Some methods use cached class members for greater efficiency, and simultaneous calls will cause race conditions.
It is the responsibility of the calling function to coordinate data access across threads.
To this end, the `clone`

method can be called to generate a unique pointer to a *new* `*_matrix`

instance, which can be used concurrently in another thread.
This is fairly cheap as the underlying matrix data are not copied.

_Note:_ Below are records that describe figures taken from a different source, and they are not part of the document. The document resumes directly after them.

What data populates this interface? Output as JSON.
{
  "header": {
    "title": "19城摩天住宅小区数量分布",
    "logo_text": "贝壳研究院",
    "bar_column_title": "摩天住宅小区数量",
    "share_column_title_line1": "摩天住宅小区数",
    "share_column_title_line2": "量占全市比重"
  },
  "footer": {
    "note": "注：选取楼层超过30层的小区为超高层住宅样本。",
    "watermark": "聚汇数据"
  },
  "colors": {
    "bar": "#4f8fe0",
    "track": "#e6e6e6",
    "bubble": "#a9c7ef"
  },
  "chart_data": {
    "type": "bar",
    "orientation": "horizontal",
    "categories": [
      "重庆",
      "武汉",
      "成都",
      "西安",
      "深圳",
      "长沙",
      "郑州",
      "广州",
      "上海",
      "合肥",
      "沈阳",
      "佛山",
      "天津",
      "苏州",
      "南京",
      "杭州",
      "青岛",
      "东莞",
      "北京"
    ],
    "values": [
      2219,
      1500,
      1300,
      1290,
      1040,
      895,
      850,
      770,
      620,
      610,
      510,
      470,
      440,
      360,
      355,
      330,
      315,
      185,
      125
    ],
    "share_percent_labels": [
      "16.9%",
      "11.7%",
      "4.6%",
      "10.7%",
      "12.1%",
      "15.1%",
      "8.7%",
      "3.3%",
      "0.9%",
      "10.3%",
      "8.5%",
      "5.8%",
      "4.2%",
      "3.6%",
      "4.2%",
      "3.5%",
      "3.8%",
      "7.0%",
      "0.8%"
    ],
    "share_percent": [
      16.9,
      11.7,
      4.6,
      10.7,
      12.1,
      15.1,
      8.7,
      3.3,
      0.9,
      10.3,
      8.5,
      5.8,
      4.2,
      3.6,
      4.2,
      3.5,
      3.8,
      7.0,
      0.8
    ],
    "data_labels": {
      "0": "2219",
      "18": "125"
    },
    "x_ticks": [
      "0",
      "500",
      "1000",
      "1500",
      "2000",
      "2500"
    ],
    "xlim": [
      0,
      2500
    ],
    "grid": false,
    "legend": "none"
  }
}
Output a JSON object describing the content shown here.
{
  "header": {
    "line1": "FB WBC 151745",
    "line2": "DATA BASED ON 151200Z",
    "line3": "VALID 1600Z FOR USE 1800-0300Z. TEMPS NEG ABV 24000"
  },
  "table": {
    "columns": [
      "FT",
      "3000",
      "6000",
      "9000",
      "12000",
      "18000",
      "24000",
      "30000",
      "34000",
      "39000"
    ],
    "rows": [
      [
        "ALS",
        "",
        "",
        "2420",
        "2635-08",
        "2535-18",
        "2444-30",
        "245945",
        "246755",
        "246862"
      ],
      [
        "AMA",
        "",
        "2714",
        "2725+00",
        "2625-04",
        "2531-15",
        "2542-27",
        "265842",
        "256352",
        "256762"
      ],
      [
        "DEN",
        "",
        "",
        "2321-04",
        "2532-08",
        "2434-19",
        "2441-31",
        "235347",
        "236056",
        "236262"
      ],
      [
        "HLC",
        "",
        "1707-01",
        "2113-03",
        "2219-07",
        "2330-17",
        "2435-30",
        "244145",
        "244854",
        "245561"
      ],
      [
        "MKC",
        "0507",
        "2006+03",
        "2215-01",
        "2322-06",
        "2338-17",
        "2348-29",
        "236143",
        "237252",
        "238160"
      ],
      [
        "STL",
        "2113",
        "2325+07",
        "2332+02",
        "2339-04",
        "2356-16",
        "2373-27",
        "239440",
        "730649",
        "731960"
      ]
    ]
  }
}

An example of parallelized *beachmat* code using OpenMP might look like this:

```
#pragma omp parallel num_threads(nthreads)
{
beachmat::numeric_matrix* rptr=NULL;
std::unique_ptr<beachmat::numeric_matrix> uptr=nullptr;
if (omp_get_thread_num()==0) {
rptr=dptr.get();
} else {
uptr=dptr->clone();
rptr=uptr.get();
}
const size_t NC=rptr->get_ncol();
Rcpp::NumericVector output(rptr->get_nrow());
#pragma omp for schedule(static)
for (size_t col=0; col<NC; ++col) {
// Do parallel operation here.
rptr->get_col(col, output.begin());
}
}
```

The start of the parallel region uses the existing `dptr`

in the master thread and clones a new matrix in the other threads.
The parallelized `for`

loop then uses `rptr`

to avoid race conditions in cached variables.
Note that a static schedule may be faster than other schedule types, as several of the matrix implementations in *beachmat* are optimized for consecutive row/column access.

**Additional notes**

- For community-defined matrices,
*beachmat*may use external linkage to natively access data. Developers of the corresponding shared libraries should ensure that their routines depend on thread-safe libraries. For example, the HDF5 library is not thread safe, so*HDF5Array*inputs will likely break OpenMP code. This is admittedly rather frustrating as HDF5-backed matrices are often used for large data sets that most require parallel processing. As a workaround, we suggest parallelizing at the R level with*BiocParallel*.